I moved to a place where there are a lot of poems about mountains.
My love is a peak. My love is a boulder. My love is a river and you are its blossoming tributary.
I wanted to hear something different.
My love is a guillotine with a blade of steel.
My love is a sharp shooter aimed at Obama.
My love is a murderer taking children from warm beds.
My love is a bottle of cherry soda. It fell over on the bedspread when you were inside me and I moved to see the clock. The window was open and I was waiting, cold. “Finish,” I told you. The soda spilled across my thigh. You spread your palm over my face. You put your lips to the sticky sweet.
You were thinking, I don’t like the taste of cherries.
Your tongue found the landscape of my hip.
It was a mountain ridge.
I moved to an island where there are a lot of poems about birds.
Chickadees and owls flutter in the stanzas.
Hawks and terns wing the pen.
Eagles and loons perch upon the verses.
I wanted to hear something different.
Of bats not birds. Snakes not raptors.
A vulture might do.
Naked head. Folds of rubbery, red skin. Scanning for a corpse, a split in the body, an orifice to force himself into. Fresh kill warms his cheeks as he slides in. Tendons and hard muscle blind him. Blood, thick as paste, still pulses from a vein onto his feathers. He takes as much as he can before he hears the screeches of others
I moved to a town where there are a lot of poems about the morning.
I can’t write about the night because it no longer frightens me.
I moved to a hamlet where there are a lot of poems about poems.
And here is another.
I moved to a podunk where there are a lot of poems about forgetting.
When I try to write about forgetting all I can do is remember.
I am a child.
I am nine.
I have a bicycle.
I am riding.
I have just eaten a cookie.
A car pulls over.
The man has his pants open.
He leaves the engine on as he strokes it and I don’t see his face.
He asks for directions.
Of course, I am polite.
I tell him where he’s going isn’t very far.
I point north across the water.
“It’s a very peaceful place,” I say.“It’s really very nice.
A lot of people there write poems about mountains.”
She is too young. Her robes themselves are a responsibility. She couldn't arrange her own son’s burial, so she asked for help. She prayed. Her son’s father answered and sent people to care for the body. They placed him across her lap. Now her hands are not clutching her throat to hold back a scream. They are not slapping his face as she frantically whispers, “Wake up, honey. You still have chores to do.” Instead her left palm rests, open, passive, as if she waits to be paid for her sacrifice in cash. The weight of him across her hips reminds her of his birth, when Joseph gave him to her in the barn and she supported him under the shoulder blades, tiny as bird bones then. She does the same now. Her child now adult but her fingers splayed just the same without a thought, maternal return. He was a greedy infant at her breast. She closes her eyes now to remember how he bit her, drawing blood from the nipple.
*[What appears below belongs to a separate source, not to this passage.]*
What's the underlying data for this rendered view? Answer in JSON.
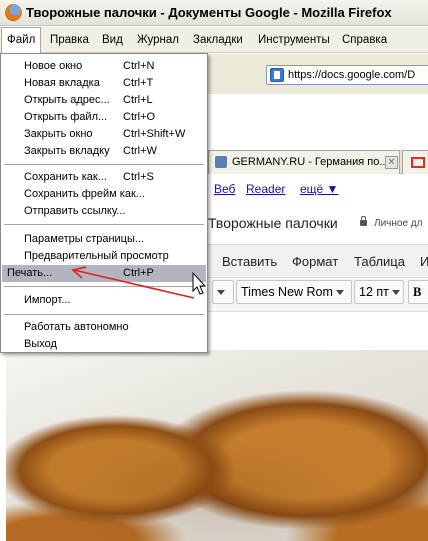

She’d been careful not to let the shepherds see he’d hurt her. And now, after his murder, she’ll have to be careful like that for eternity, never showing how he ripped her when he alone consented to die. Her name became pity too soon. Pity holds an awful weight across the belly.
They told me, “It’s just a conversation.” And if writing is just chatting, rapping, what can I say to you that you will hear? I might say cunt and cock and then say them again. But these are not words for a polite conversation. They are only blurted with my lover when I’m not trying to say anything at all. What can I say to you then? Shall I tell you the things I’m not proud of? Perhaps, but I don’t think you’ll like it. I believe some people do not deserve to live. That they’d be better off dead. And I think God is dead, a deadbeat dad at the very least. Is this better? Do you want to hear more or are you done? I’m not a very good mother and I’m not working on it. I have other things to do with my time. And here’s another secret. I long to be a worse person than I am because I’ve always been good and bad would be my joyous release. I could tell you all the sad things, all the bad things, what I think but never utter. (I know the limits too well.) Would that begin our exchange? Would that break the ice? Naw, you’d only look at me differently then. Your eyes would shift down my pants to the floor, a broken trust. A silence would bloom rabid between your chair and mine. Tonight we called the writer fearless. I nodded as we praised her thinking, It’s just because she has no one left. Every one of them stumbled away stunned and grieving. Her words may be fearless, but what she says is only terror, and she may receive accolades but she'll get no replies. It’s not conversation. She’s just so lonely now she's talking to herself.